C’était en octobre. Et ça a duré quatre jours. « On m’a coupé l’électricité sans me prévenir. Les agents EDF sont venus jusque sur le palier, où se trouve le compteur, et n’ont même pas sonné à ma porte pour me le dire. » Au début, cette maman célibataire de trente-deux ans a cru à une coupure générale dans le HLM qu’elle habite à Sarcelles (Val-d’Oise). Elle a mis quelques heures à comprendre qu’il n’y avait qu’elle. Pourtant ce n’est pas la première fois que Laëtitia Vatel doit faire face à des menaces d’expulsion locative et à des coupures d’électricité. « J’ai reçu des lettres à cause des impayés mais je ne pouvais pas payer. Je n’avais pas d’argent. » La dette de Laëtitia auprès d’EDF s’élève à 1 000 euros.
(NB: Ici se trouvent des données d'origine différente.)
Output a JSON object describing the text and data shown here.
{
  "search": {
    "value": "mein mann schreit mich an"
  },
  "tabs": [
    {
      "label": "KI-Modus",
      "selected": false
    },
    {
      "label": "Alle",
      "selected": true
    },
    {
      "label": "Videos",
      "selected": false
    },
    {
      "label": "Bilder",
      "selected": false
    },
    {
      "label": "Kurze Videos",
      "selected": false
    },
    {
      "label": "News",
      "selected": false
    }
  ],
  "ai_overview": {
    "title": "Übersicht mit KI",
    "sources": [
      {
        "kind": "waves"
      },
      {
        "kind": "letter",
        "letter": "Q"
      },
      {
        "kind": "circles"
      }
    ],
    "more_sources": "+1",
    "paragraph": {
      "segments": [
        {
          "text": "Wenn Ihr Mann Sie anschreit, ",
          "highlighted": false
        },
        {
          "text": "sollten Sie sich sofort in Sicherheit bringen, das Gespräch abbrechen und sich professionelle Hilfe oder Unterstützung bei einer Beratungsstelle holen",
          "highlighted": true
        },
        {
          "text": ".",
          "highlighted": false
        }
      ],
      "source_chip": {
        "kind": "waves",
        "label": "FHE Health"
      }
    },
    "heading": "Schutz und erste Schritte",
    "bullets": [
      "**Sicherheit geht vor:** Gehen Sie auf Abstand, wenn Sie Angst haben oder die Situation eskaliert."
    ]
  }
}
plus que 202 euros pour vivre

Fonctionnaire de mairie à mi-temps, elle est gardienne du cimetière de Sarcelles. Mais son mi-temps, elle ne l’a pas choisi. C’est une conséquence de sa maladie. Elle est épileptique. Après deux à trois crises par semaine, plusieurs séjours à l’hôpital et des arrêts maladie de longue durée, elle a été forcée de prendre un mi-temps. Un mi-temps signifie une moitié de salaire, soit 800 euros mensuels. Elle a à sa charge sa fille, âgée de quatorze ans, qui a subi il y a deux ans une opération du cœur. Lorsqu’elle fait un rapide calcul, son salaire ne suffit pas à régler tous les frais. Malgré les aides au logement et un loyer modéré (311 euros par mois), tout est englouti par la mutuelle (63 euros), les frais de cantine (54 euros), l’électricité (64 euros), le gaz (plus de 100 euros)… Il lui reste 202 euros pour vivre. Laëtitia frôle et parfois plonge dans un découvert bancaire qui lui est pourtant interdit. Il y a un mois, elle a fait appel à l’assistante sociale du personnel de la mairie pour monter un dossier de surendettement. Le moratoire court sur vingt-quatre mois. La jeune femme a bien essayé de demander le RSA. Refusé. Elle a aussi demandé la prime de Noël. Refusée aussi.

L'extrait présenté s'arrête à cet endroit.